Alain Dutoya: Disparition d'un radical humaniste
Sud Ouest le 21 Mars 2009
ALAIN DUTOYA. Le politique de 75 ans est mort jeudi à Bordeaux. Il a été 24 ans maire d'Hagetmau et 43 ans conseiller général
Alain Dutoya vient de décéder à l'âge de 75 ans. Il fut, d'abord et avant tout l'incarnation de la gauche radicale humaniste, dans un compagnonnage parfois tumultueux mais plus souvent fructueux avec les gros bataillons levés par le Parti socialiste à partir de la fin des années 70.

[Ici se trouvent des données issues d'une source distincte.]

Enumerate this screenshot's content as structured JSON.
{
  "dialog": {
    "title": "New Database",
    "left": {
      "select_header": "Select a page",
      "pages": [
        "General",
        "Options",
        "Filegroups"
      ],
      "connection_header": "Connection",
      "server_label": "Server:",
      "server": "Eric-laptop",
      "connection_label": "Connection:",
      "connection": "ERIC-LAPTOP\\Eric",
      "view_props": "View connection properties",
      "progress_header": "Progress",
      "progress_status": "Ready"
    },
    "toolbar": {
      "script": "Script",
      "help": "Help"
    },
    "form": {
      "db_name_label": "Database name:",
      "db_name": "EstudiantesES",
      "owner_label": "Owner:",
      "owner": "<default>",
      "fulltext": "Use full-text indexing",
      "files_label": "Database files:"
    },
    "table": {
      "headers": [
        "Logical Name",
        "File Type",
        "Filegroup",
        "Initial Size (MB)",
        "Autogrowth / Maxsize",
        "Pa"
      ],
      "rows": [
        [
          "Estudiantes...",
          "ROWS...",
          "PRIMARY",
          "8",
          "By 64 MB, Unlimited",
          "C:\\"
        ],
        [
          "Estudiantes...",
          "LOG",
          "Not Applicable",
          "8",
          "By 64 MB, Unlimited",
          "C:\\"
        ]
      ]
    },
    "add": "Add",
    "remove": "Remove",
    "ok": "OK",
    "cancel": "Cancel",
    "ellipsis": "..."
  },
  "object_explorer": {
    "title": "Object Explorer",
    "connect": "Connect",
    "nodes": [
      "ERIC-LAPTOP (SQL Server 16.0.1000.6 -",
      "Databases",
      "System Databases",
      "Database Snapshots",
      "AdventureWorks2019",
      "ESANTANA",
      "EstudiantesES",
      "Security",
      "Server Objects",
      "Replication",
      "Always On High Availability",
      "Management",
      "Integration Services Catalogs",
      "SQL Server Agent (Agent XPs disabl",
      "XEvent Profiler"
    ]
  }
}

Très tôt captivé par l'action publique, il fut, à Paris, au début des années cinquante, l'un des principaux dirigeants de l'Unef. Cela lui valut notamment de conduire une délégation en visite dans la Russie stalinienne puis en tant que responsable national des jeunes radicaux, il côtoya de très près Pierre Mendès-France (au cabinet duquel il rencontra celle qui allait devenir son épouse), Edgard Faure et même Edouard Daladier dans la dernière phase de la vie politique de ce dernier. C'est alors qu'il s'initia de très près aux arcanes de la vie politique.
Début avec Mendès-France
Devenu jeune maire d'Hagetmau (c'était en 1971 et il le restera jusqu'en 1995), il incarna le mouvement radical et laïc face à la figure tutélaire de son voisin de Saint-Sever alors député de la Chalosse, Jean-Marie Commenay, représentant virulent de la famille du centre droit catholique.
Ingénieur de formation, Alain Dutoya aura été pratiquement toute sa vie un homme politique. Les circonstances et notamment l'irruption en 1978 sur cette troisième circonscription d'Henri Emmanuelli lui interdirent d'envisager des fonctions parlementaires, bien que régulièrement candidat aux Sénatoriales, mais il fut un très actif vice-président de la Région (1983-1986) aux côtés de Philippe Madrelle et d'André Labarrère.
Il fut pour Hagetmau un important novateur. Ses mandats, qui accompagnèrent le développement industriel du secteur de la chaise, furent notamment marqués par le développement de la cité verte, la construction d'une mairie-bunker, un concept à l'époque révolutionnaire. Il était parallèlement l'indéracinable conseiller général de ce gros canton d'Hagetmau (1961-2004).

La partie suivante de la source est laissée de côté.